1951 Fanny Brice b. 1891 American actress, singer, dancer. She starred in the Ziegfeld Follies (1910-23). She also played Baby Snooks on radio and her life was the basis for the musical Funny Girl (1968).
1942 John Barrymore b. 1882 (John Sidney Blyth), American actor. His portrayals of Hamlet and Richard III are considered the greatest of his time. According to Errol Flynn, when Barrymore died, some of his friends took his body from the funeral home and propped it up in a chair in Flynn's home to frighten him. Quote: "A man is not old until regrets take the place of dreams."
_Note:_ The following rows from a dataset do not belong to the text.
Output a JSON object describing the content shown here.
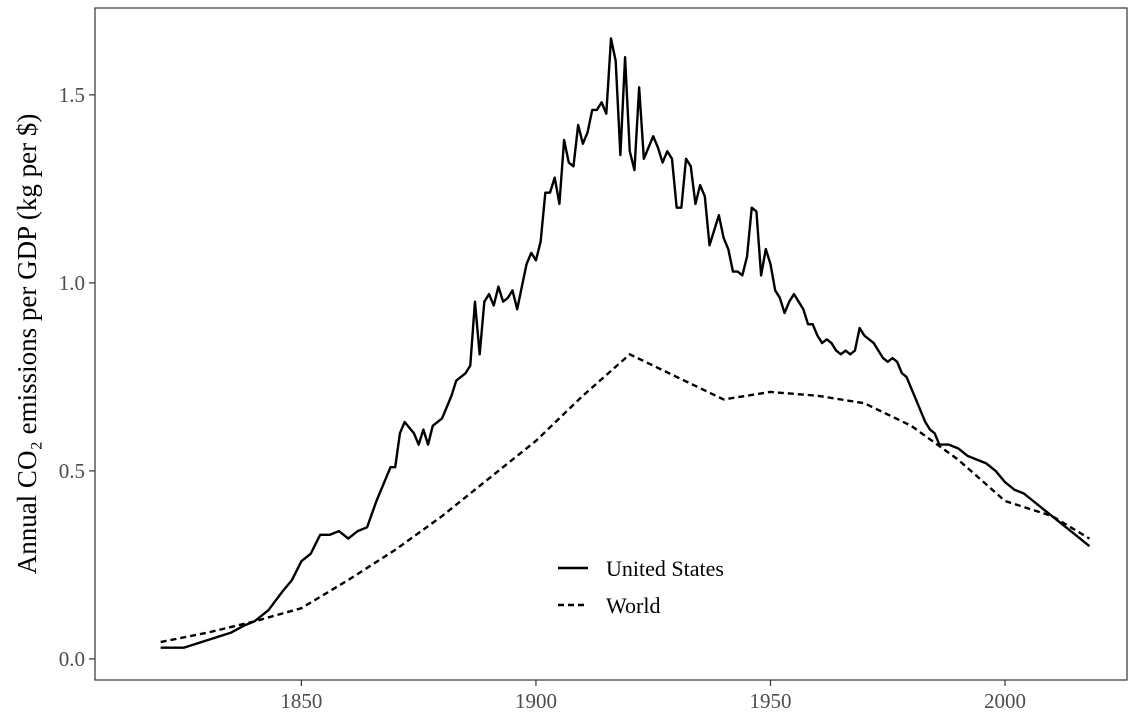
{
  "chart_data": {
    "type": "line",
    "ylabel": "Annual CO₂ emissions per GDP (kg per $)",
    "xlim": [
      1806,
      2026
    ],
    "xticks": [
      1850,
      1900,
      1950,
      2000
    ],
    "ylim": [
      -0.056,
      1.731
    ],
    "yticks": [
      {
        "value": 0,
        "label": "0.0"
      },
      0.5,
      {
        "value": 1,
        "label": "1.0"
      },
      1.5
    ],
    "legend": "bottom",
    "series": [
      {
        "name": "United States",
        "color": "#000000",
        "dash": "solid",
        "x": [
          1820,
          1825,
          1830,
          1835,
          1838,
          1840,
          1843,
          1846,
          1848,
          1850,
          1852,
          1854,
          1856,
          1858,
          1860,
          1862,
          1864,
          1866,
          1868,
          1869,
          1870,
          1871,
          1872,
          1874,
          1875,
          1876,
          1877,
          1878,
          1880,
          1882,
          1883,
          1885,
          1886,
          1887,
          1888,
          1889,
          1890,
          1891,
          1892,
          1893,
          1894,
          1895,
          1896,
          1897,
          1898,
          1899,
          1900,
          1901,
          1902,
          1903,
          1904,
          1905,
          1906,
          1907,
          1908,
          1909,
          1910,
          1911,
          1912,
          1913,
          1914,
          1915,
          1916,
          1917,
          1918,
          1919,
          1920,
          1921,
          1922,
          1923,
          1924,
          1925,
          1926,
          1927,
          1928,
          1929,
          1930,
          1931,
          1932,
          1933,
          1934,
          1935,
          1936,
          1937,
          1938,
          1939,
          1940,
          1941,
          1942,
          1943,
          1944,
          1945,
          1946,
          1947,
          1948,
          1949,
          1950,
          1951,
          1952,
          1953,
          1954,
          1955,
          1956,
          1957,
          1958,
          1959,
          1960,
          1961,
          1962,
          1963,
          1964,
          1965,
          1966,
          1967,
          1968,
          1969,
          1970,
          1971,
          1972,
          1973,
          1974,
          1975,
          1976,
          1977,
          1978,
          1979,
          1980,
          1981,
          1982,
          1983,
          1984,
          1985,
          1986,
          1987,
          1988,
          1990,
          1992,
          1994,
          1996,
          1998,
          2000,
          2002,
          2004,
          2006,
          2008,
          2010,
          2012,
          2014,
          2016,
          2018
        ],
        "values": [
          0.03,
          0.03,
          0.05,
          0.07,
          0.09,
          0.1,
          0.13,
          0.18,
          0.21,
          0.26,
          0.28,
          0.33,
          0.33,
          0.34,
          0.32,
          0.34,
          0.35,
          0.42,
          0.48,
          0.51,
          0.51,
          0.6,
          0.63,
          0.6,
          0.57,
          0.61,
          0.57,
          0.62,
          0.64,
          0.7,
          0.74,
          0.76,
          0.78,
          0.95,
          0.81,
          0.95,
          0.97,
          0.94,
          0.99,
          0.95,
          0.96,
          0.98,
          0.93,
          0.99,
          1.05,
          1.08,
          1.06,
          1.11,
          1.24,
          1.24,
          1.28,
          1.21,
          1.38,
          1.32,
          1.31,
          1.42,
          1.37,
          1.4,
          1.46,
          1.46,
          1.48,
          1.45,
          1.65,
          1.59,
          1.34,
          1.6,
          1.35,
          1.3,
          1.52,
          1.33,
          1.36,
          1.39,
          1.36,
          1.32,
          1.35,
          1.33,
          1.2,
          1.2,
          1.33,
          1.31,
          1.21,
          1.26,
          1.23,
          1.1,
          1.14,
          1.18,
          1.12,
          1.09,
          1.03,
          1.03,
          1.02,
          1.07,
          1.2,
          1.19,
          1.02,
          1.09,
          1.05,
          0.98,
          0.96,
          0.92,
          0.95,
          0.97,
          0.95,
          0.93,
          0.89,
          0.89,
          0.86,
          0.84,
          0.85,
          0.84,
          0.82,
          0.81,
          0.82,
          0.81,
          0.82,
          0.88,
          0.86,
          0.85,
          0.84,
          0.82,
          0.8,
          0.79,
          0.8,
          0.79,
          0.76,
          0.75,
          0.72,
          0.69,
          0.66,
          0.63,
          0.61,
          0.6,
          0.57,
          0.57,
          0.57,
          0.56,
          0.54,
          0.53,
          0.52,
          0.5,
          0.47,
          0.45,
          0.44,
          0.42,
          0.4,
          0.38,
          0.36,
          0.34,
          0.32,
          0.3
        ]
      },
      {
        "name": "World",
        "color": "#000000",
        "dash": "dashed",
        "x": [
          1820,
          1830,
          1840,
          1850,
          1860,
          1870,
          1880,
          1890,
          1900,
          1910,
          1920,
          1930,
          1940,
          1950,
          1960,
          1970,
          1980,
          1990,
          2000,
          2010,
          2018
        ],
        "values": [
          0.045,
          0.07,
          0.1,
          0.135,
          0.21,
          0.29,
          0.38,
          0.48,
          0.58,
          0.7,
          0.81,
          0.75,
          0.69,
          0.71,
          0.7,
          0.68,
          0.62,
          0.53,
          0.42,
          0.38,
          0.32
        ]
      }
    ]
  }
}
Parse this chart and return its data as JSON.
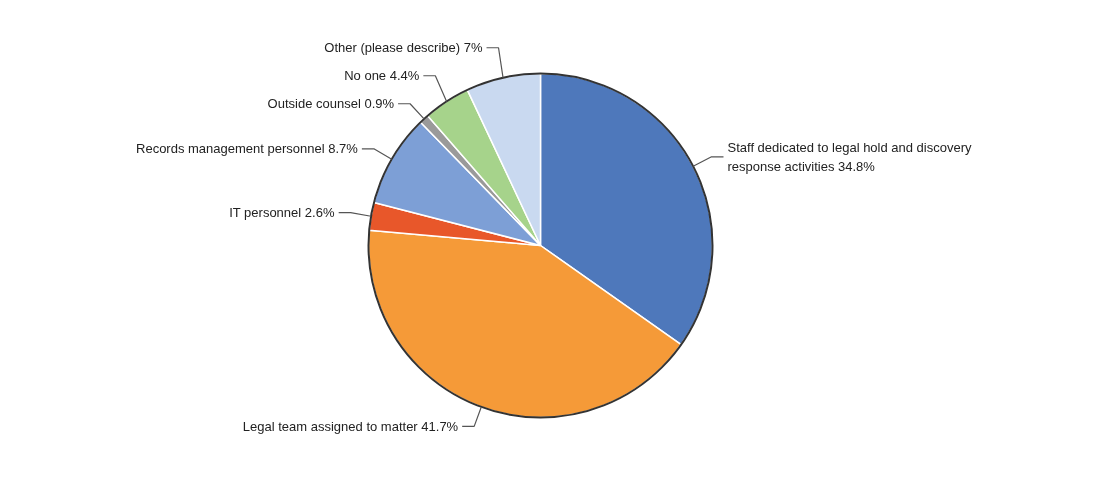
{
  "chart_data": {
    "type": "pie",
    "categories": [
      "Staff dedicated to legal hold and discovery response activities 34.8%",
      "Legal team assigned to matter 41.7%",
      "IT personnel 2.6%",
      "Records management personnel 8.7%",
      "Outside counsel 0.9%",
      "No one 4.4%",
      "Other (please describe) 7%"
    ],
    "values": [
      34.8,
      41.7,
      2.6,
      8.7,
      0.9,
      4.4,
      7
    ],
    "colors": [
      "#4e78bb",
      "#f59a38",
      "#e8572a",
      "#7d9fd6",
      "#9a9a9a",
      "#a6d38b",
      "#c9d9f0"
    ]
  }
}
1936 Norman Myers Chaney b. 1914 American actor. Chubby of The Little Rascals. He appeared in 18 Our Gang films. He had a glandular ailment and continued to gain weight as he got older. His weight dropped from over 300 pounds to less than 140 pounds after undergoing surgery for his ailment in 1935. He died a year later at age 18.
1892 Baha Ullah b. 1817 (Mirza Husayn Ali), Persian prophet, founder of the Baha'i faith (1863).
1866 Winfield Scott b. 1786 American general, noted for his service during the War of 1812 and the Mexican War. He was the last Whig presidential candidate (1852, losing to Franklin Pierce).
1829 Sir Humphry Davy b. 1778 English scientist, discovered the effects of inhaling laughing gas (1799), discovered potassium, sodium (1807), barium, strontium, calcium (1808), the first electric light (1808), and invented the safety lamp for miners (1815).